To zabójstwo wstrząsnęło Warszawą. 9 lat po śmierci Andrzeja Struja
9 lutego 2019
Podkomisarz Struj udowodnił, że "policjant" to nie zawód, tylko powołanie.
Andrzej Struj poprosił motorniczego o zatrzymanie tramwaju i dokonał obywatelskiego ujęcia wandala. Wtedy jego kolega sięgnął po nóż i zadał policjantowi pięć ciosów. 42-letni funkcjonariusz zmarł w szpitalu w wyniku odniesionych obrażeń na dwie godziny po wydarzeniu na przystanku. Pośmiertnie został awansowany do stopnia podkomisarza oraz odznaczony Krzyżem Kawalerskim Orderu Odrodzenia Polski, Krzyżem Zasługi za Dzielność i Złotą Odznaką "Zasłużony Policjant".
Zabójca policjanta Mateusz N. w momencie popełnienia zbrodni nie miał skończonych 18 lat. Otrzymał najwyższy możliwy wyrok dla nieletniego, czyli 25 lat więzienia.
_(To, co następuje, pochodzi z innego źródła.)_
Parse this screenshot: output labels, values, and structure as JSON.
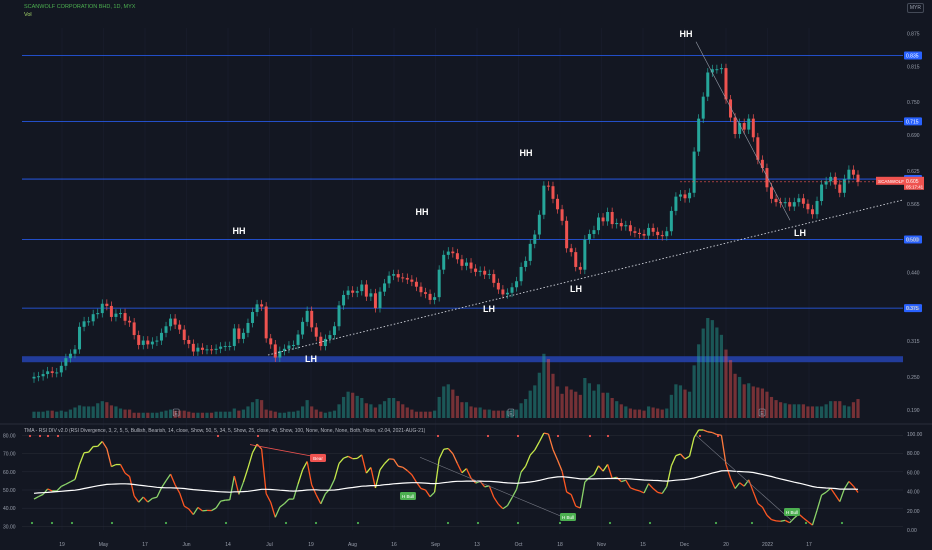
{
  "header": {
    "title": "SCANWOLF CORPORATION BHD, 1D, MYX",
    "volume_label": "Vol",
    "currency_badge": "MYR"
  },
  "indicator": {
    "title": "TMA - RSI DIV v2.0 (RSI Divergence, 3, 2, 5, 5, Bullish, Bearish, 14, close, Show, 50, 5, 34, 5, Show, 25, close, 40, Show, 100, None, None, None, Both, None, v2.04, 2021-AUG-21)"
  },
  "colors": {
    "background": "#131722",
    "up": "#26a69a",
    "down": "#ef5350",
    "level_line": "#2962ff",
    "support_band": "#2540a8",
    "annotation": "#ffffff",
    "rsi_white": "#ffffff",
    "bull_label": "#4caf50",
    "bear_label": "#ef5350"
  },
  "chart_data": [
    {
      "type": "candlestick",
      "title": "SCANWOLF CORPORATION BHD, 1D, MYX",
      "x_ticks": [
        "19",
        "May",
        "17",
        "Jun",
        "14",
        "Jul",
        "19",
        "Aug",
        "16",
        "Sep",
        "13",
        "Oct",
        "18",
        "Nov",
        "15",
        "Dec",
        "20",
        "2022",
        "17"
      ],
      "y_ticks": [
        "0.875",
        "0.815",
        "0.750",
        "0.690",
        "0.625",
        "0.565",
        "0.500",
        "0.440",
        "0.375",
        "0.315",
        "0.250",
        "0.190"
      ],
      "ylim": [
        0.175,
        0.885
      ],
      "horizontal_levels": [
        "0.835",
        "0.715",
        "0.610",
        "0.500",
        "0.375"
      ],
      "support_band": 0.282,
      "last_price": {
        "label": "SCANWOLF",
        "value": "0.605",
        "countdown": "05:17:41"
      },
      "annotations": [
        "HH",
        "HH",
        "HH",
        "HH",
        "LH",
        "LH",
        "LH",
        "LH"
      ],
      "volume_markers": [
        "E",
        "E",
        "E"
      ],
      "series": [
        {
          "name": "price",
          "close": [
            0.25,
            0.251,
            0.255,
            0.26,
            0.257,
            0.258,
            0.27,
            0.284,
            0.292,
            0.3,
            0.341,
            0.351,
            0.351,
            0.364,
            0.366,
            0.383,
            0.379,
            0.359,
            0.365,
            0.366,
            0.352,
            0.349,
            0.326,
            0.308,
            0.316,
            0.309,
            0.314,
            0.316,
            0.33,
            0.342,
            0.356,
            0.345,
            0.336,
            0.317,
            0.31,
            0.296,
            0.303,
            0.299,
            0.3,
            0.299,
            0.301,
            0.305,
            0.306,
            0.306,
            0.338,
            0.319,
            0.33,
            0.348,
            0.368,
            0.382,
            0.378,
            0.32,
            0.309,
            0.285,
            0.297,
            0.301,
            0.307,
            0.308,
            0.327,
            0.35,
            0.37,
            0.34,
            0.323,
            0.306,
            0.319,
            0.326,
            0.342,
            0.38,
            0.399,
            0.407,
            0.403,
            0.406,
            0.418,
            0.396,
            0.402,
            0.375,
            0.405,
            0.42,
            0.434,
            0.437,
            0.431,
            0.43,
            0.427,
            0.423,
            0.414,
            0.404,
            0.401,
            0.39,
            0.395,
            0.445,
            0.472,
            0.478,
            0.475,
            0.464,
            0.452,
            0.458,
            0.447,
            0.441,
            0.443,
            0.436,
            0.437,
            0.421,
            0.409,
            0.4,
            0.403,
            0.413,
            0.424,
            0.45,
            0.461,
            0.492,
            0.509,
            0.545,
            0.598,
            0.597,
            0.574,
            0.555,
            0.534,
            0.484,
            0.477,
            0.45,
            0.445,
            0.5,
            0.51,
            0.517,
            0.54,
            0.533,
            0.55,
            0.528,
            0.53,
            0.524,
            0.526,
            0.515,
            0.512,
            0.51,
            0.507,
            0.521,
            0.514,
            0.508,
            0.506,
            0.515,
            0.552,
            0.578,
            0.582,
            0.575,
            0.585,
            0.66,
            0.72,
            0.76,
            0.804,
            0.81,
            0.81,
            0.812,
            0.755,
            0.722,
            0.692,
            0.712,
            0.7,
            0.72,
            0.686,
            0.645,
            0.63,
            0.595,
            0.574,
            0.568,
            0.566,
            0.568,
            0.56,
            0.568,
            0.575,
            0.565,
            0.555,
            0.546,
            0.57,
            0.6,
            0.606,
            0.614,
            0.6,
            0.585,
            0.61,
            0.627,
            0.618,
            0.605
          ]
        },
        {
          "name": "volume",
          "values": [
            6,
            6,
            6,
            7,
            7,
            6,
            7,
            6,
            8,
            10,
            12,
            11,
            11,
            11,
            14,
            16,
            15,
            12,
            11,
            9,
            8,
            8,
            5,
            5,
            5,
            5,
            5,
            5,
            6,
            7,
            8,
            7,
            7,
            7,
            6,
            5,
            5,
            5,
            5,
            5,
            6,
            6,
            6,
            6,
            9,
            7,
            8,
            11,
            15,
            18,
            17,
            8,
            7,
            6,
            5,
            5,
            6,
            6,
            7,
            11,
            17,
            11,
            8,
            6,
            5,
            6,
            7,
            13,
            20,
            25,
            24,
            21,
            19,
            14,
            13,
            10,
            13,
            16,
            19,
            19,
            16,
            13,
            10,
            8,
            6,
            6,
            6,
            6,
            7,
            20,
            30,
            32,
            27,
            21,
            15,
            15,
            11,
            10,
            10,
            8,
            8,
            7,
            7,
            7,
            7,
            8,
            8,
            14,
            18,
            26,
            31,
            43,
            61,
            56,
            42,
            30,
            23,
            30,
            27,
            25,
            22,
            38,
            33,
            26,
            32,
            24,
            24,
            19,
            16,
            13,
            11,
            9,
            8,
            8,
            7,
            11,
            10,
            9,
            8,
            9,
            22,
            32,
            31,
            27,
            25,
            50,
            70,
            85,
            95,
            93,
            86,
            79,
            65,
            55,
            42,
            39,
            32,
            33,
            30,
            29,
            28,
            25,
            20,
            17,
            15,
            14,
            13,
            13,
            13,
            13,
            11,
            11,
            11,
            11,
            13,
            16,
            16,
            16,
            12,
            11,
            15,
            18,
            17,
            15
          ]
        }
      ]
    },
    {
      "type": "line",
      "title": "TMA - RSI DIV v2.0",
      "left_ticks": [
        "80.00",
        "70.00",
        "60.00",
        "50.00",
        "40.00",
        "30.00"
      ],
      "right_ticks": [
        "100.00",
        "80.00",
        "60.00",
        "40.00",
        "20.00",
        "0.00"
      ],
      "ylim": [
        28,
        83
      ],
      "divergence_labels": [
        "Bear",
        "H Bull",
        "H Bull",
        "H Bull"
      ],
      "series": [
        {
          "name": "rsi",
          "values": [
            45,
            46.4,
            47.6,
            50.6,
            49.5,
            49.5,
            52,
            53.2,
            54.5,
            55.8,
            64,
            70.5,
            70.8,
            73.9,
            74,
            76.7,
            72.8,
            62.9,
            64,
            64,
            59.3,
            57.4,
            46.7,
            43.3,
            46.1,
            43.4,
            45.4,
            46,
            51.2,
            55.1,
            58.7,
            52.8,
            48.3,
            41.1,
            39.6,
            36.5,
            40.4,
            38.5,
            38.8,
            38.7,
            40.1,
            43.9,
            44.4,
            44.6,
            57.7,
            47.6,
            54.3,
            62.1,
            70.5,
            75.2,
            72.5,
            48,
            43.2,
            35,
            40.6,
            42.5,
            45,
            45,
            53.3,
            61.1,
            65.7,
            52.8,
            47.3,
            42.4,
            47.9,
            50.6,
            55.8,
            64.6,
            67.5,
            68.5,
            67.2,
            67.4,
            69.3,
            59.3,
            62.4,
            51.1,
            61.1,
            64.5,
            67.1,
            66.9,
            63.1,
            62.5,
            60.7,
            58.4,
            54.3,
            50.8,
            50,
            46.3,
            48.8,
            67.1,
            72.4,
            72.8,
            70,
            64.6,
            59.5,
            61.8,
            56.5,
            53.8,
            54.8,
            51.7,
            52.3,
            46,
            42.2,
            39.7,
            41.4,
            45.8,
            50.4,
            59.9,
            63.1,
            69.2,
            72,
            76.5,
            81.3,
            80.8,
            72.3,
            66.5,
            60.4,
            48.9,
            47.5,
            41.1,
            40.1,
            54.4,
            56.8,
            58.4,
            63.3,
            60.4,
            64.1,
            56.4,
            57,
            54.6,
            55.4,
            51.2,
            50.2,
            49.5,
            48.4,
            53.5,
            50.8,
            48.7,
            48.1,
            51.9,
            63.3,
            68.9,
            69.8,
            67.1,
            68.6,
            78.9,
            83,
            83,
            82,
            81.6,
            80.5,
            80.1,
            64.1,
            56.4,
            50.8,
            54,
            52.1,
            55.6,
            49,
            42.6,
            40.6,
            36.1,
            33.7,
            33,
            32.8,
            33.3,
            32,
            34.6,
            36.8,
            34.6,
            32.6,
            30.7,
            38.8,
            47.2,
            48.8,
            51,
            47.3,
            43.6,
            50.6,
            54.7,
            52.1,
            48.6
          ]
        },
        {
          "name": "ma",
          "values": [
            48.2,
            48.4,
            48.5,
            48.7,
            48.9,
            49.1,
            49.3,
            49.5,
            49.7,
            49.9,
            50.3,
            50.8,
            51.3,
            51.8,
            52.3,
            52.7,
            53.1,
            53.2,
            53.3,
            53.4,
            53.4,
            53.3,
            53,
            52.7,
            52.4,
            52.1,
            51.8,
            51.5,
            51.3,
            51.2,
            51.2,
            51.1,
            51,
            50.8,
            50.5,
            50.2,
            50,
            49.8,
            49.6,
            49.4,
            49.2,
            49,
            48.9,
            48.8,
            49,
            49,
            49.1,
            49.3,
            49.6,
            50,
            50.4,
            50.4,
            50.3,
            50.1,
            49.9,
            49.7,
            49.5,
            49.4,
            49.5,
            49.7,
            50,
            50.1,
            50.1,
            49.9,
            49.9,
            49.9,
            50,
            50.3,
            50.7,
            51.1,
            51.4,
            51.7,
            52.1,
            52.2,
            52.4,
            52.4,
            52.6,
            52.9,
            53.1,
            53.4,
            53.6,
            53.8,
            53.9,
            54,
            54,
            53.9,
            53.8,
            53.6,
            53.5,
            53.7,
            54,
            54.3,
            54.6,
            54.8,
            54.8,
            54.9,
            54.9,
            54.9,
            54.9,
            54.8,
            54.8,
            54.6,
            54.4,
            54.1,
            53.9,
            53.8,
            53.7,
            53.9,
            54.1,
            54.4,
            54.8,
            55.3,
            55.9,
            56.5,
            56.9,
            57.2,
            57.3,
            57.1,
            56.8,
            56.5,
            56.1,
            56.1,
            56.1,
            56.1,
            56.2,
            56.2,
            56.3,
            56.3,
            56.3,
            56.2,
            56.2,
            56.1,
            55.9,
            55.7,
            55.5,
            55.4,
            55.3,
            55.2,
            55,
            54.9,
            55.1,
            55.4,
            55.6,
            55.8,
            56.1,
            56.6,
            57.3,
            58,
            58.6,
            59.3,
            59.9,
            60.5,
            60.6,
            60.5,
            60.3,
            60.2,
            60,
            59.9,
            59.6,
            59.1,
            58.6,
            58,
            57.4,
            56.7,
            56.1,
            55.5,
            54.9,
            54.3,
            53.8,
            53.2,
            52.6,
            51.9,
            51.5,
            51.3,
            51.1,
            51,
            50.8,
            50.5,
            50.5,
            50.5,
            50.5,
            50.4
          ]
        }
      ]
    }
  ]
}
Jego kolega Piotr R. usłyszał wyrok 15 lat więzienia.
Podkomisarz Struj został pochowany na Cmentarzu Północnym w obecności prezydenta, premiera, komendanta głównego policji i prezydent Warszawy. O jego śmierci przypomina ufundowana przez Tramwaje Warszawskie tablica pamiątkowa, umieszczona na kapliczce maryjnej na przystanku Fort Wola.